Kaldalis winced at that, but Balrim clapped a reassuring hand to his shoulder.

“You did the right thing,” Balrim said. “I know it was hard, but it was right.”

“It still feels bad,” Kaldalis said as they left the courtyard and started to pick their way through the ruins, heading towards Cotanaku. “Obviously, Ara didn’t have the answer herself. She was just going to be able to give us a starting point. The information we’d have gotten by following her is still out there. But now we have to find it ourselves.”

“We will,” Myrin said, “somehow.”

Kaldalis was about to protest, putting the blame on himself and lamenting how everyone else was going to suffer for his decisions, but he was abruptly interrupted. As the three of them reached the front gate to the ruins, they found themselves facing down four familiar figures.

“Kal?” Ess exclaimed, in obvious confusion.

“They’re okay,” Reno said, heaving a huge sigh of relief. “See? I told you they’d be fine. I wasn’t worried for a second.”
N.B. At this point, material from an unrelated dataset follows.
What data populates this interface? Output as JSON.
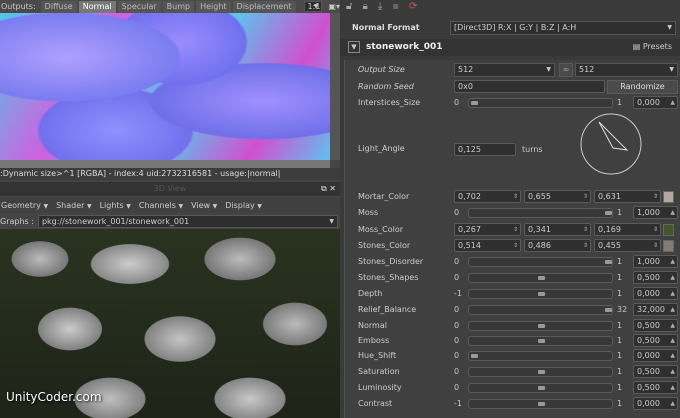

“What happened?” Courbois asked, stepping up towards Balrim and Myrin. “I saw one of Onirioago’s old crew drag you two off.”

The fourth figure flung herself at Kaldalis, wrapping him in a tight embrace. Despite himself, the feeling of Heluna’s overwhelming relief at finding him alright gave Kaldalis more satisfaction than Ara’s death had.

Balrim and Myrin started to explain what had happened to the others, but Kaldalis’s world shrank as Heluna held him. Everything else just seemed so unimportant when compared to the feeling of her body against his. The visions of Ara’s fangs vanished from behind his eyelids. The sound of her threats in his ears quieted. The oily flavor of Jormongumo venom on his tongue finally faded.

“I was worried,” Heluna whispered in his ear.

“I knew you would be,” Kaldalis said. “I tried to get this wrapped up as fast as I could so that you wouldn’t raise the whole town to ride to my rescue again.”

“Fuck,” she cursed, laughing, “I forgot I could fuckin’ do that. I shoulda gone and slapped the shit out of Garyung again.”

“Easy there, lovebirds,” Reno said sharply, “we’re still out here in the danger zone. Can we keep it to over-the-clothes until we’re not surrounded by cannibal sex monsters? Unless you’re looking to be the first to die.”

“Ch-ch-ch, ah-ah-ah,” Myrin added.

Kaldalis felt his cheeks heat up at that. He was still too self-conscious about the relationship to come up with a snappy comeback. Just the same, when Heluna moved away sheepishly, he hooked an arm around her, keeping her close. Partially because he didn’t want her thinking he was ashamed of her.

But mostly it was because he didn’t want the nightmarish trauma of Ara’s threats to block out all his senses again.